There’s a version of 4PM that I know you know. The one where the morning’s momentum has quietly dissolved. Your brain is still technically at work but your hand has already made its way to the kitchen, the drawer, the vending machine — whatever is closest and least complicated.
I used to reach for a protein bar. Told myself it was the sensible choice. High protein, portable, practical. And maybe it was, for about twenty minutes, until the sugar crash arrived uninvited and I spent the rest of the afternoon feeling vaguely worse than before.
Here’s what I’ve learned since then: what you eat in the afternoon matters more than we give it credit for. Not just for your energy levels, but for your skin too.

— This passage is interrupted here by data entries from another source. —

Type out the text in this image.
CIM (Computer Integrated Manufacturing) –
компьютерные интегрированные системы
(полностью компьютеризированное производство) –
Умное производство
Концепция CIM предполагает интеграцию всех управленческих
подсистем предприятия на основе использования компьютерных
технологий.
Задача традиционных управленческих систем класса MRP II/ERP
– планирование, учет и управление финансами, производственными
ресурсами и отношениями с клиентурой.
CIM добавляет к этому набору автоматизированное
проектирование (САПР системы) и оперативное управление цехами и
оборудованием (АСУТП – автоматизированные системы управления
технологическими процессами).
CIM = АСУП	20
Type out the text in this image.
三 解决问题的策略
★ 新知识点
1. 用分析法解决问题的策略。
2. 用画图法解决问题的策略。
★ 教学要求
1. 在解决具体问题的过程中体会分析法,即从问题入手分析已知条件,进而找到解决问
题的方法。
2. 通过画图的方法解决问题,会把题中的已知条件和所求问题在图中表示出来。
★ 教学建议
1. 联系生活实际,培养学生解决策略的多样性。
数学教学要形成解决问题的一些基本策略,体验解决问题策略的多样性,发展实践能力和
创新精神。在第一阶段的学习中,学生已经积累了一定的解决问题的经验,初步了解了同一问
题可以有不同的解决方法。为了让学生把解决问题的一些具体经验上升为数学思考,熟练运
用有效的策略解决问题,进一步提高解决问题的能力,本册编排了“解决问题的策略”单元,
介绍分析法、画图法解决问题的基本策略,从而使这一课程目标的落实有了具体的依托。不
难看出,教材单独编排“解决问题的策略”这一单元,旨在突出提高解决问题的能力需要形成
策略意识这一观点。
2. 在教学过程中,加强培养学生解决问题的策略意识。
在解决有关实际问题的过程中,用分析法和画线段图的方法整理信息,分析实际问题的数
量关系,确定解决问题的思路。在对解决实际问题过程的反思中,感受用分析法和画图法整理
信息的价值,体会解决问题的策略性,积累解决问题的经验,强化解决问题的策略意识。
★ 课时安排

The 4PM Blood Sugar Problem Nobody Talks About
We talk a lot about what we put on our skin. Actives. Barriers. SPF. But the conversation about what we put in our bodies — and specifically when — tends to stay in the nutrition lane, separate from skincare. But, it shouldn’t.
When blood sugar spikes — the kind that comes from a processed snack, a sweet coffee drink, or a bar with more sugar than it looks like on the label — your body triggers a process called glycation. Excess glucose attaches to proteins, including collagen. Over time, this stiffens and degrades the very structure that keeps skin plump, firm, and resilient.
Repeated blood sugar spikes also increase systemic inflammation. And if you have sensitive or acne-prone skin, you already know what inflammation does. It shows up on your face before it shows up anywhere else.
A protein-forward, low-glycaemic afternoon snack isn’t a wellness cliché. It’s genuinely one of the more effective things you can do for your skin on a daily basis — and it requires almost no effort. Which brings me to this quick and easy Tofu Mochi recipe — high in protein, delicious, and light enough that it won’t leave you feeling sluggish, but instead radiant from the inside out.
What You’ll Need
Everything you need for a high-protein, de-puffing & skin-supporting lunch:
Ingredients
1 box silken tofu
8 tbsp potato starch
Toasted Seaweed3 tbsp soy sauce
3 tbsp Honey/Mirin
Method
1. Whisk your tofu in a bowl until smooth. Add the potato starch and mix until thick & sticky
2. Microwave around 1 minute to firm the mochi dough
3. Heat a thin layer of oil in your pan. Using oiled spoons, scoop the mochi & drop them onto the pan. Pan -fry them until both sides are golden brown
4. Mix soy sauce and honey together to form your glaze. Pour it onto the mochi in the pan, let the sauce bubble and coat your mochi evenly.
5. Wrap each mochi with seaweed and serve!!
What You’re Actually Eating
Silken tofu — complete protein, yin-nourishing in TCM, clears internal heat, gives skin the amino acids it needs to rebuild collagen and repair barrier function.
Potato starch — easier on digestion than wheat-based alternatives. Resistant starch that feeds beneficial gut bacteria — and your gut health has a more direct line to your skin than most people realise.
Soy sauce — fermented, which means it brings gut-friendly compounds alongside its flavour. In small amounts, the salt also makes every other flavour taste more like itself.
Honey — a small amount of natural sugar with antimicrobial and anti-inflammatory properties. In this quantity, it’s doing more than sweetening. Research links raw honey to reduced Cutibacterium acnes activity — the bacteria most associated with acne.
Toasted seaweed — rich in iodine, zinc, and minerals that support thyroid and hormonal balance. Skin that’s breaking out hormonally often has something systemic underneath it. Seaweed is one of the quieter ways to support that balance through food.
This is what the Skin Food Club is actually about. Not ingredients that are exotic or expensive or require a specialty delivery service. Everyday things, understood properly, combined intentionally. Food that works as hard as your skincare.
Why Silken Tofu Deserves a Place in Your Skincare Routine
The modern skin science case: Silken tofu is a complete protein — meaning it contains all nine essential amino acids. Your skin uses these amino acids as raw material to synthesise collagen, repair the skin barrier, and regenerate cells. When you’re not getting enough quality protein, it shows: dullness, slower healing, compromised barrier function. A high-protein afternoon snack is doing quiet, consistent work your serum cannot do alone.
The TCM case: In Traditional Chinese Medicine, tofu is known to nourish yin — the cooling, moistening, restorative principle in the body. It’s used to clear internal heat (which, in TCM terms, often corresponds to skin conditions like acne, redness, and inflammation), support the lungs (directly linked to skin health in TCM), and hydrate the body at a systemic level.
This isn’t trend wellness. This is a framework our grandmother’s generation understood intuitively. It’s only recently that modern research has started to put numbers to what TCM practitioners have known for centuries.
Try It This Week
Tofu Mochi takes about 15 minutes from start to finish. It keeps in the fridge for a day (though the texture is best fresh). It travels reasonably well if you’re packing an afternoon snack.